Slippery Rock University leaders appreciate how the campus community has cooperated with the COVID-19 response, but they’ve decided to continue with online classes next semester.

“While I’m grateful to everyone for being mindful of our current situation, now is not the time to let our guard down. This is the time we should double down on our efforts to keep our campus and community as COVID-free as possible,” SRU President Dr. William Behre wrote in a letter posted on the school’s website in early October.

At the end of the spring 2020 semester, classes were held online, which continued with the current semester.

Also, the winter commencement ceremony set for Dec. 12 will be conducted virtually, and it is for all 2020 graduates from spring, summer and fall sessions.

Anyone can visit and click on the “COVID-19” link at the top of the homepage to learn more about preventative measures and current cases.

Twelve students and three faculty or staff members were confirmed positive between Oct. 26 and Nov. 1, according to the SRU website.

Since Aug. 20, a total of 196 students and five faculty or staff members tested positive for the virus.

Between Oct. 26 and Nov. 1, 22 students and five employees were in quarantine, which means they were in close contact with someone who has the virus or someone who is sick and waiting for test results.

Since Aug. 20, 31 students and no employees were put in isolation, which is meant for those who have the virus or those who are sick and waiting for results.

Behre also said that like the fall semester, about 20 percent of the spring classes will be held in-person.

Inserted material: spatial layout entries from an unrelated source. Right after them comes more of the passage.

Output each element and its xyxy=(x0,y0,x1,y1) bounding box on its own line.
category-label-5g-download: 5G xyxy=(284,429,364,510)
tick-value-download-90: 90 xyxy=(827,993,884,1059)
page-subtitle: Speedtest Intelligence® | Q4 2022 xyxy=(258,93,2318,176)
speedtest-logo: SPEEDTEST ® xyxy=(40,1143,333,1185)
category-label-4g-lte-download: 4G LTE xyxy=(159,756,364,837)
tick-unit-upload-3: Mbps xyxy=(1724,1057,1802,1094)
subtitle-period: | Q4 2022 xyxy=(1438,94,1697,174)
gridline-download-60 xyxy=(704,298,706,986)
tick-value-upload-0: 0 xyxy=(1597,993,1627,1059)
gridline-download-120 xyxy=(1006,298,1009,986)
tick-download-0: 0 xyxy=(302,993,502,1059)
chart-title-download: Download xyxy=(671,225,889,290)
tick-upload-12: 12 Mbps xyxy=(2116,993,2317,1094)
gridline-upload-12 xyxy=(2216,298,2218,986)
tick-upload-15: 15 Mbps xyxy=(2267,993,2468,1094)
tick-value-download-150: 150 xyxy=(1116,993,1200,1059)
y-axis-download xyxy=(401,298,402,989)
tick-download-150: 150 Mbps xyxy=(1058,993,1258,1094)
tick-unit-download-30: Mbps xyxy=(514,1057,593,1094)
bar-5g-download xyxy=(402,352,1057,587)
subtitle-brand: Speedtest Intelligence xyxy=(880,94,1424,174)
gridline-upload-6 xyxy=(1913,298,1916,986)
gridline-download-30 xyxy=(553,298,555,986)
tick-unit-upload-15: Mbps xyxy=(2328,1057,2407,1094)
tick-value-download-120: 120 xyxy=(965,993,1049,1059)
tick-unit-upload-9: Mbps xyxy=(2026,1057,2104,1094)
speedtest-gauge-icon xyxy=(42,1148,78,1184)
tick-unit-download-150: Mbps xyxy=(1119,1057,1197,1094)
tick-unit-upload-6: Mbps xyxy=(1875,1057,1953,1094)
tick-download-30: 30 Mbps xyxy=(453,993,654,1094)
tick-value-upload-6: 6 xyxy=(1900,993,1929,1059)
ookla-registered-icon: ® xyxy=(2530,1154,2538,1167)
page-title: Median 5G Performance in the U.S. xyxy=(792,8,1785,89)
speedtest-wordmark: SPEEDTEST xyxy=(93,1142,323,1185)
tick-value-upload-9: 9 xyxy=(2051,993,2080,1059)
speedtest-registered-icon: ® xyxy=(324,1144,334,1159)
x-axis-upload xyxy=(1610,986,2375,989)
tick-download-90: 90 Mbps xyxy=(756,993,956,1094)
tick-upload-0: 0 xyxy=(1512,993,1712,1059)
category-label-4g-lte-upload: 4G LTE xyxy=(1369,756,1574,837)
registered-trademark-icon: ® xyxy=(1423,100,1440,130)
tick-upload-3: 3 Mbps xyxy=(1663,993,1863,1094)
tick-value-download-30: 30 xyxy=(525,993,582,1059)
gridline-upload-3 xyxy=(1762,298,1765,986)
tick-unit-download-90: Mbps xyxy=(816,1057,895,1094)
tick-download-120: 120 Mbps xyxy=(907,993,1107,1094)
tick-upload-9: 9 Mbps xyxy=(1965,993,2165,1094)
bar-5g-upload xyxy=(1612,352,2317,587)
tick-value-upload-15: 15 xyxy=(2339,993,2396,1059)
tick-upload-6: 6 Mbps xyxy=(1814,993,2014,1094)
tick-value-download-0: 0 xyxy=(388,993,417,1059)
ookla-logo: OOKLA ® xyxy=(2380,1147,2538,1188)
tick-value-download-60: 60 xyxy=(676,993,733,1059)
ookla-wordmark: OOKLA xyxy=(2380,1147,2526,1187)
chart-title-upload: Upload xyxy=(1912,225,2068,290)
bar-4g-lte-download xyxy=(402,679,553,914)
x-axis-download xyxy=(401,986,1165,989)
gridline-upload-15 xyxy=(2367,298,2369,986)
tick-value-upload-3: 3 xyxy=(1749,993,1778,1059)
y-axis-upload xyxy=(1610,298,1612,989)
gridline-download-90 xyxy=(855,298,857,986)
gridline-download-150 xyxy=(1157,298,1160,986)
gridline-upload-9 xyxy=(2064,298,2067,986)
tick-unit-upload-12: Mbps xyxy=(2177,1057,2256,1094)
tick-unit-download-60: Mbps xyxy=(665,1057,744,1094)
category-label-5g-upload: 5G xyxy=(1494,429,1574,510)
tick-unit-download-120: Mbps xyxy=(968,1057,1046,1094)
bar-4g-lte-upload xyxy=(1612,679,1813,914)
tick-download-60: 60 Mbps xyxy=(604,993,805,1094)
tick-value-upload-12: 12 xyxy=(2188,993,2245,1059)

The SRU website keeps a running list of which buildings on campus are open or closed, and whether it’s necessary for temperatures to be taken before entry.

Behre added that COVID-19 will be overlapping with flu season, which will complicate things and further burden the healthcare system.

That played into the university’s decision to continue with distance learning.

If things change for the better, school leaders will look at how best to proceed with expanded in-person activities in the spring.

“However, those decisions will be dependent on the status of the science surrounding the pandemic as well as our ability to pivot successfully,” Behre wrote.

He’s confident that the campus community will meet the demands that lie ahead.